Here's the most common VHDL types that you will come across:
constant CONSTANT_REAL : real := 2.0;
signal input_boolean : boolean;
signal input_sl : std_logic;
signal input_slv : std_logic_vector(15 downto 0);
signal count_integer : integer;
signal count_natural : natural;
signal count_positive : positive;
VHDL is a strictly typed language. That means, that you have to be very precise in dealing with type and how those types interact. While it seems "harder" to learn, it also means that you remove the majority of your bugs with a successful compile at synthesis.
Of course, you will encounter other bugs due to wrong assumptions, flawed logic, bad coding practices, clocking, timing, etc. But at least it won't be because your signals aren't compatible with each other.

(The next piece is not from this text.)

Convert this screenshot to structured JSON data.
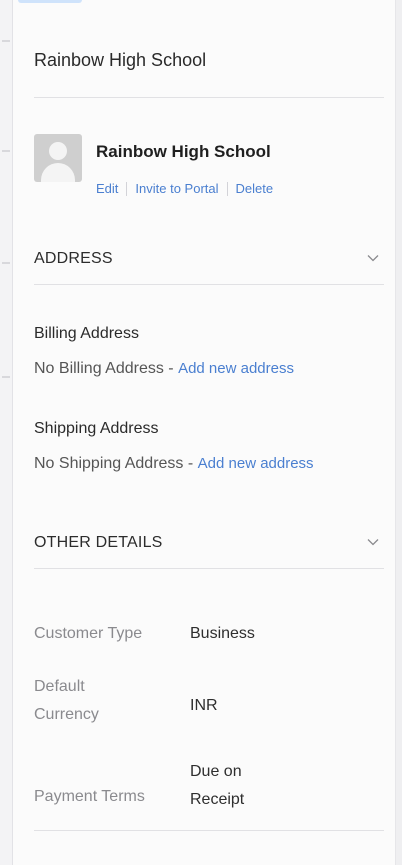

You get quite a few predefined data types right out of the box. Every design file typically adds the IEEE library std_logic_1164, which also gives you types std_logic and std_logic_vector.
Keep in mind that there are other types as well, which are less commonly used, such as: bit, bit_vector, char, etc. You can read up on how these are a little different if you want. Just keep in mind that they are far less common.
With the types given above, you can do around 99.9% of designs.
As far as range of these types, check out the list below:
real: 128-bits, range = -1.0E38 to +1.0E38
boolean: True or False
std_logic: single bit '1' or '0', including other states
std_logic_vector(N downto 0): multiple N+1 bits at '1' or '0', including other states
integer: 32-bits, range = -2,147,483,647 to +2,147,483,647
natural: 31-bits, range = 0 to +2,147,483,647
positive: 31-bits, range = 1 to +2,147,483,647
By using the ieee.numeric_std library, you can also get access to the signed and unsigned type, as well as do math arithmetic operations.
If you want to define your own type, you can do it like this:
-- define state machine states and enumerate them
type my_states is (idle, start, done);
signal sm_state : my_states;
-- define array of std_logic_vector
type type_array_slv is array (0 to 31) of std_logic_vector(7 downto 0);
signal output_bus : type_array_slv;
1. Try to stick to the predefined types and also std_logic and std_logic_vector that you get with the ieee.std_logic_1164 library. There are many other libraries that offer different types. However, watch out for library conflicts if you use too many.
2. You can define your own custom type, which is pretty common. You can use this to define arrays of predefined types easily. It's also a great way to define states in a state machine.